This summer the Cartographic Modeling Laboratory (CML) settled into a new home on the second floor of the School of Social Work’s Caster Building. The move, from cramped quarters in Meyerson Hall, gives CML’s staff more room to breathe as well as vital space for the computing technology that drives its data-gathering, mapping and analyzing work. It also underscores how much this interdisciplinary initiative has grown.
Originally part of the School of Design, the lab got its start in 1990 as a project by a group of city and regional planning doctoral students under the direction of landscape architecture professor Dana Tomlin.
Since 1995, CML has partnered with the School of Social Work on projects such as NeighborhoodBase, a comprehensive web site (seven years in the making) with maps and data on housing and land use throughout Philadelphia. The lab also contracts with researchers throughout the University who use its data and spatial analysis expertise for their own research projects.
Data you can use
The catalyst for the joint venture between the two schools was Dennis Culhane, professor of social welfare policy in the School of Social Work. Culhane had amassed a large database on housing factors associated with homelessness. “I was looking for anyone on campus who could take this data and get maps out of it,” says Culhane. “CML at that time  was essentially a student and two computers.”

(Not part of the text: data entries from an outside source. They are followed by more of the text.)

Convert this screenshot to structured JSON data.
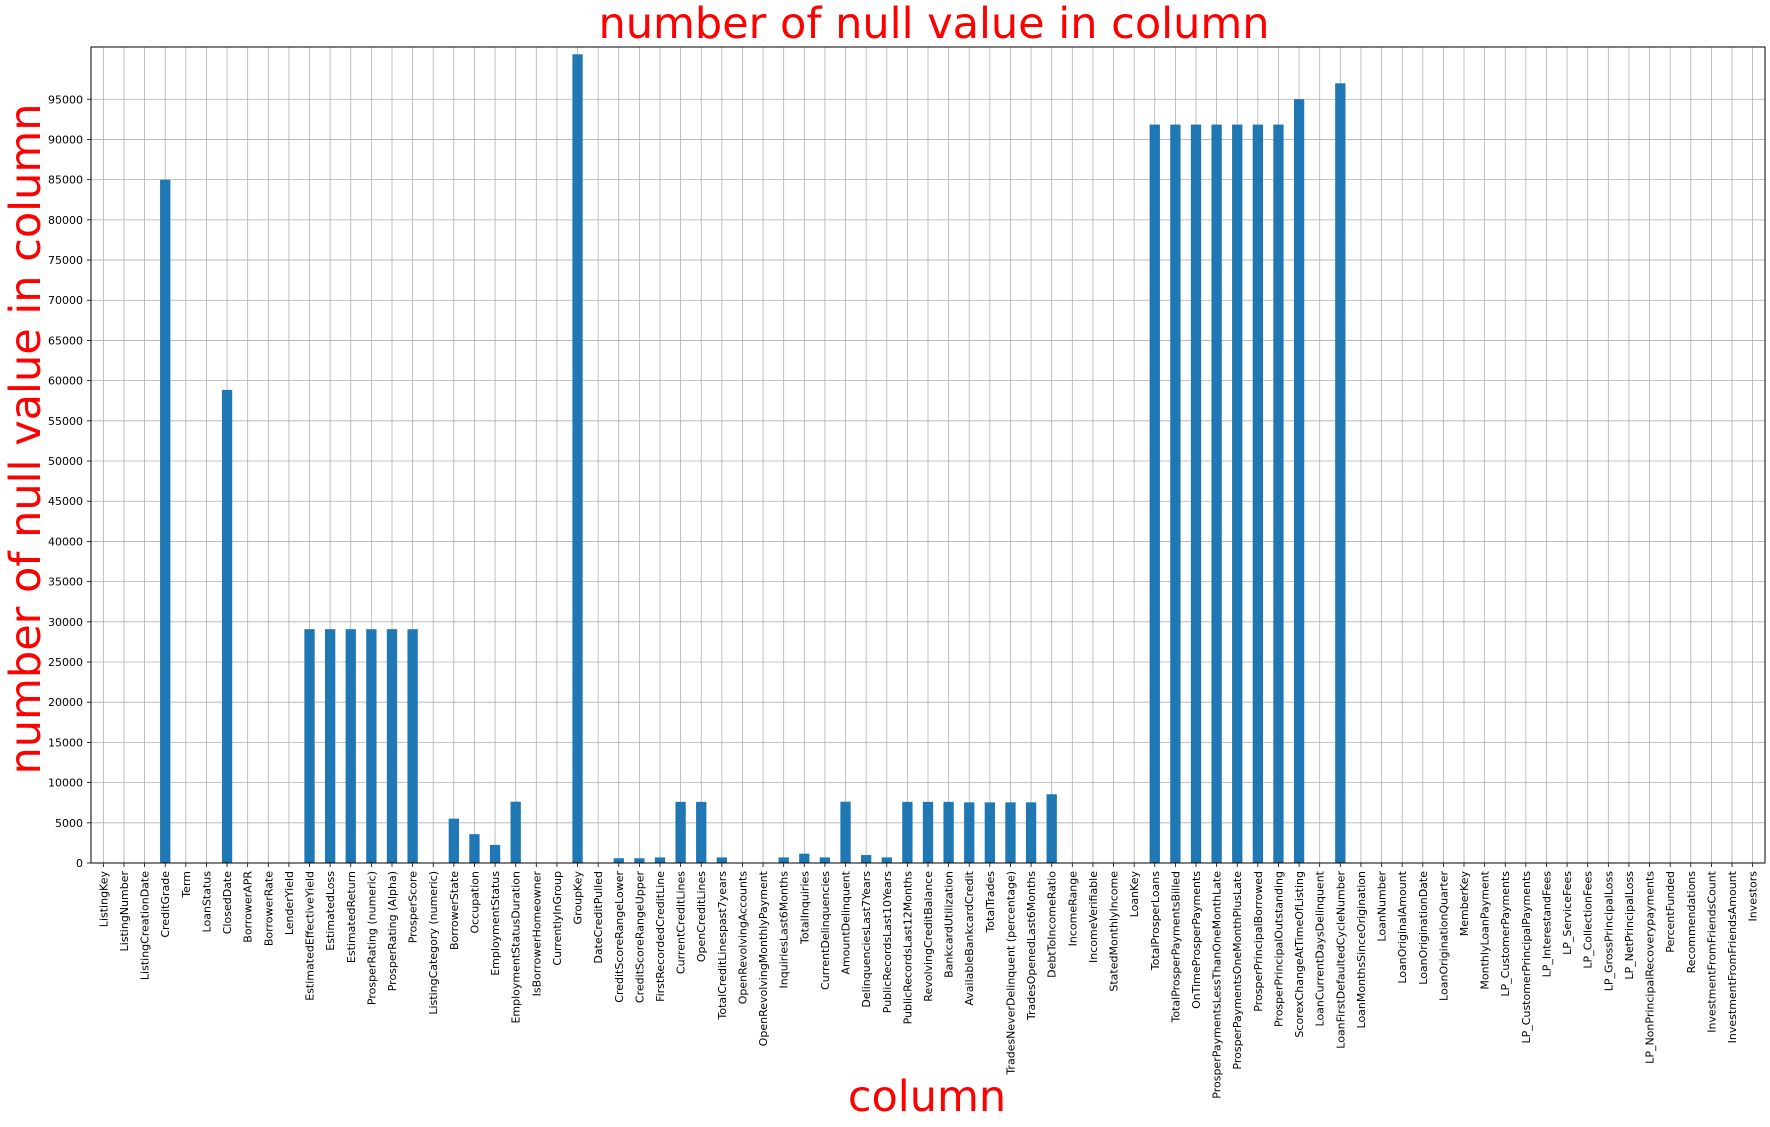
{
  "chart_data": {
    "type": "bar",
    "title": "number of null value in column",
    "xlabel": "column",
    "ylabel": "number of null value in column",
    "ylim": [
      0,
      101500
    ],
    "yticks": [
      0,
      5000,
      10000,
      15000,
      20000,
      25000,
      30000,
      35000,
      40000,
      45000,
      50000,
      55000,
      60000,
      65000,
      70000,
      75000,
      80000,
      85000,
      90000,
      95000
    ],
    "grid": true,
    "bar_color": "#1f77b4",
    "text_color": "#ff0000",
    "categories": [
      "ListingKey",
      "ListingNumber",
      "ListingCreationDate",
      "CreditGrade",
      "Term",
      "LoanStatus",
      "ClosedDate",
      "BorrowerAPR",
      "BorrowerRate",
      "LenderYield",
      "EstimatedEffectiveYield",
      "EstimatedLoss",
      "EstimatedReturn",
      "ProsperRating (numeric)",
      "ProsperRating (Alpha)",
      "ProsperScore",
      "ListingCategory (numeric)",
      "BorrowerState",
      "Occupation",
      "EmploymentStatus",
      "EmploymentStatusDuration",
      "IsBorrowerHomeowner",
      "CurrentlyInGroup",
      "GroupKey",
      "DateCreditPulled",
      "CreditScoreRangeLower",
      "CreditScoreRangeUpper",
      "FirstRecordedCreditLine",
      "CurrentCreditLines",
      "OpenCreditLines",
      "TotalCreditLinespast7years",
      "OpenRevolvingAccounts",
      "OpenRevolvingMonthlyPayment",
      "InquiriesLast6Months",
      "TotalInquiries",
      "CurrentDelinquencies",
      "AmountDelinquent",
      "DelinquenciesLast7Years",
      "PublicRecordsLast10Years",
      "PublicRecordsLast12Months",
      "RevolvingCreditBalance",
      "BankcardUtilization",
      "AvailableBankcardCredit",
      "TotalTrades",
      "TradesNeverDelinquent (percentage)",
      "TradesOpenedLast6Months",
      "DebtToIncomeRatio",
      "IncomeRange",
      "IncomeVerifiable",
      "StatedMonthlyIncome",
      "LoanKey",
      "TotalProsperLoans",
      "TotalProsperPaymentsBilled",
      "OnTimeProsperPayments",
      "ProsperPaymentsLessThanOneMonthLate",
      "ProsperPaymentsOneMonthPlusLate",
      "ProsperPrincipalBorrowed",
      "ProsperPrincipalOutstanding",
      "ScorexChangeAtTimeOfListing",
      "LoanCurrentDaysDelinquent",
      "LoanFirstDefaultedCycleNumber",
      "LoanMonthsSinceOrigination",
      "LoanNumber",
      "LoanOriginalAmount",
      "LoanOriginationDate",
      "LoanOriginationQuarter",
      "MemberKey",
      "MonthlyLoanPayment",
      "LP_CustomerPayments",
      "LP_CustomerPrincipalPayments",
      "LP_InterestandFees",
      "LP_ServiceFees",
      "LP_CollectionFees",
      "LP_GrossPrincipalLoss",
      "LP_NetPrincipalLoss",
      "LP_NonPrincipalRecoverypayments",
      "PercentFunded",
      "Recommendations",
      "InvestmentFromFriendsCount",
      "InvestmentFromFriendsAmount",
      "Investors"
    ],
    "values": [
      0,
      0,
      0,
      84984,
      0,
      0,
      58848,
      25,
      0,
      0,
      29084,
      29084,
      29084,
      29084,
      29084,
      29084,
      0,
      5515,
      3588,
      2255,
      7625,
      0,
      0,
      100596,
      0,
      591,
      591,
      697,
      7604,
      7604,
      697,
      0,
      0,
      697,
      1159,
      697,
      7622,
      990,
      697,
      7604,
      7604,
      7604,
      7544,
      7544,
      7544,
      7544,
      8554,
      0,
      0,
      0,
      0,
      91852,
      91852,
      91852,
      91852,
      91852,
      91852,
      91852,
      95009,
      0,
      96985,
      0,
      0,
      0,
      0,
      0,
      0,
      0,
      0,
      0,
      0,
      0,
      0,
      0,
      0,
      0,
      0,
      0,
      0,
      0,
      0
    ]
  }
}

Culhane, now one of the lab’s two faculty co-directors (Tomlin is the other), sees the lab’s mission as simple but unique. “We’re archiving the administrative records and broadcasting them back to public agencies, city government, community groups and the public in a usable way,” he says.
Most of CML’s projects—including a database developed with the Graduate School of Education on the social environments in which the city’s children are growing up—center on Philadelphia. To those who say that’s too parochial, Culhane says, “Philadelphia is a very heterogeneous place. We have a lot of the variations in environmental circumstance that we’re looking for.”